Necrobiotic xanthogranuloma (NXG) is a rare histiocytic disorder that presents as firm yellow papules and plaques of the skin, most often in the periorbital area. It is strongly associated with an immunoglobulin G (IgG) monoclonal gammopathy (80%-90% of cases), particularly IgG kappa (60%). NXG may affect extracutaneous tissues including the eye, spleen, heart, lung, kidney, intestine, ovary, larynx, pharynx, skeletal muscle, and central nervous system. Ophthalmologic complications occur in about 50%-80% of patients, and may include orbital masses, conjunctival involvement, keratitis, scleritis, and uveitis.

In a 2020 multicenter study and systematic review of 235 cases of NXG, the mean age at presentation was 61.8 years with a 3:2 female to male predominance.

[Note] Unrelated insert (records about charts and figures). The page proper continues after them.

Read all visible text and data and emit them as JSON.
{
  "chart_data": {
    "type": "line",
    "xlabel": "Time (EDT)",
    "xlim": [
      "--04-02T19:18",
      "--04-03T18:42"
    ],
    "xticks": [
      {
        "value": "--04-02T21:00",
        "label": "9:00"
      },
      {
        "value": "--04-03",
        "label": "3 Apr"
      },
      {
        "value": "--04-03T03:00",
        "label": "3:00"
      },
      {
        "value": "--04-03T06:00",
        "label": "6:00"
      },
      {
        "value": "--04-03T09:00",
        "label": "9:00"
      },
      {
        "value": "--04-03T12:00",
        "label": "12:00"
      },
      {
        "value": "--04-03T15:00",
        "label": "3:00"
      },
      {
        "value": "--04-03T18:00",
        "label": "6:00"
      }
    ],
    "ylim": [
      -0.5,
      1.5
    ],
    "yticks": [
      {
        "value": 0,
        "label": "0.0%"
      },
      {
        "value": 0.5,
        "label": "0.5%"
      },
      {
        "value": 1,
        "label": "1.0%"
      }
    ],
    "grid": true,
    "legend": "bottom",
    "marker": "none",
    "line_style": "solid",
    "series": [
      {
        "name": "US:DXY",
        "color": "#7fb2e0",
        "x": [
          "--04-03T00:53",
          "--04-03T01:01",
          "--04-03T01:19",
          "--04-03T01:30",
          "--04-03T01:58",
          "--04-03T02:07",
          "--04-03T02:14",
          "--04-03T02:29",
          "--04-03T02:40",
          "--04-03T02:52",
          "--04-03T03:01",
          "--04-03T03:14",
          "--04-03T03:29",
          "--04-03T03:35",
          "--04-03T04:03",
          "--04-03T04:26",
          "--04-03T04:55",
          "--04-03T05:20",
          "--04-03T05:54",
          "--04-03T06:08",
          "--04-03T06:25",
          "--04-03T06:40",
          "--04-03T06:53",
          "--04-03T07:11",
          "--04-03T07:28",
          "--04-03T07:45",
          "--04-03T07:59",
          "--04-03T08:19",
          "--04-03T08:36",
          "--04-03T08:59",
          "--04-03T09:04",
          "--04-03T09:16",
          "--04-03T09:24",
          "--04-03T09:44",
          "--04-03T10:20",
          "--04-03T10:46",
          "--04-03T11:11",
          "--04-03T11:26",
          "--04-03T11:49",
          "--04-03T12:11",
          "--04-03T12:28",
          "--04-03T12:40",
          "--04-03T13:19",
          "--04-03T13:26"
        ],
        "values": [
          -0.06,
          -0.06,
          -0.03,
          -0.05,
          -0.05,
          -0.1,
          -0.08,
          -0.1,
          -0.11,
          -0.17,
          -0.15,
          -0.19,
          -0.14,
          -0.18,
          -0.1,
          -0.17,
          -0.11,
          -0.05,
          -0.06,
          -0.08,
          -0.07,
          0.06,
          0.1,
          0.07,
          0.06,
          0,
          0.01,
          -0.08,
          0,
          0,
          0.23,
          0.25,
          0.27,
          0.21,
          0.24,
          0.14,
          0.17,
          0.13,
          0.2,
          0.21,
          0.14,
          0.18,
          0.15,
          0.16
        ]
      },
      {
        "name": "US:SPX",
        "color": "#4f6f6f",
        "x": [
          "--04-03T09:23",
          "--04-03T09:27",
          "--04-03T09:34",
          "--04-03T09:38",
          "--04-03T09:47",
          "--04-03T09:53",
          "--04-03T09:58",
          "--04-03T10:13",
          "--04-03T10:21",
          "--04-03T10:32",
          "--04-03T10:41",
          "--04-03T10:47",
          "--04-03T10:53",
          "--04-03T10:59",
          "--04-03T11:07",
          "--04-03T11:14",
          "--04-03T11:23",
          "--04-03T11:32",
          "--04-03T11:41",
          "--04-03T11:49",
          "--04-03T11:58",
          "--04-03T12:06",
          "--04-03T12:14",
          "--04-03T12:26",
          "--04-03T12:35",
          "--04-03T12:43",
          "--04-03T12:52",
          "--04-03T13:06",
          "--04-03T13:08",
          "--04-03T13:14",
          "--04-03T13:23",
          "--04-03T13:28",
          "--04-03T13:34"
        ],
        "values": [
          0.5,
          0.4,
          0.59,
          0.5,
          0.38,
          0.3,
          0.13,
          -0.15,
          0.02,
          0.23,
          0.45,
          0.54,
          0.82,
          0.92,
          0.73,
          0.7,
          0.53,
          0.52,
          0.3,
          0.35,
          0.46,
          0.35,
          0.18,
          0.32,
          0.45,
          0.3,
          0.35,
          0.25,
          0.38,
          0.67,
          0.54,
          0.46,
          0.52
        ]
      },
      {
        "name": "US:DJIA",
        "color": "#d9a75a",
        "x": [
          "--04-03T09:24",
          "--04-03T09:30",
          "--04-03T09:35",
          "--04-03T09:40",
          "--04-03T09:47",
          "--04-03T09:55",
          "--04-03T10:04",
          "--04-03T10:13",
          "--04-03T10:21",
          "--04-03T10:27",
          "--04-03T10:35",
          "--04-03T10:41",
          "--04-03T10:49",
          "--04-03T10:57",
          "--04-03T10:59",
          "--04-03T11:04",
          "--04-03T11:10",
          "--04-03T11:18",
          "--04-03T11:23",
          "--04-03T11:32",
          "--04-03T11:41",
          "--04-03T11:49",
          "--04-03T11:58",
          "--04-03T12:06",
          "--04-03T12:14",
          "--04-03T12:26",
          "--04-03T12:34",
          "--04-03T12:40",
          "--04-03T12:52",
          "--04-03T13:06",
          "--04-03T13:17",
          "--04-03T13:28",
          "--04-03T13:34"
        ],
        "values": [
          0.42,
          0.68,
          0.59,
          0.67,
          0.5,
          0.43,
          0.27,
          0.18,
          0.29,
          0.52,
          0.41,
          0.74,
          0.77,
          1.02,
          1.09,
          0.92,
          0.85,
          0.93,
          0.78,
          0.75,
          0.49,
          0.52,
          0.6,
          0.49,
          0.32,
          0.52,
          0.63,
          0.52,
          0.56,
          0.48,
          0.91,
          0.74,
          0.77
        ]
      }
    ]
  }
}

NXG often follows a protracted and indolent course, but patients with the condition also have an increased risk of plasma cell dyscrasias (multiple myeloma and monoclonal gammopathy of undetermined significance [MGUS]) and other lymphoproliferative disorders. When these coexisting conditions exist, the disease may follow a fatal course.

The etiology of NXG is unknown. It is speculated that the paraprotein, present in the majority of cases, binds to lipoprotein receptors of monocytes, inducing formation of a xanthogranuloma, or may bind to serum lipoproteins.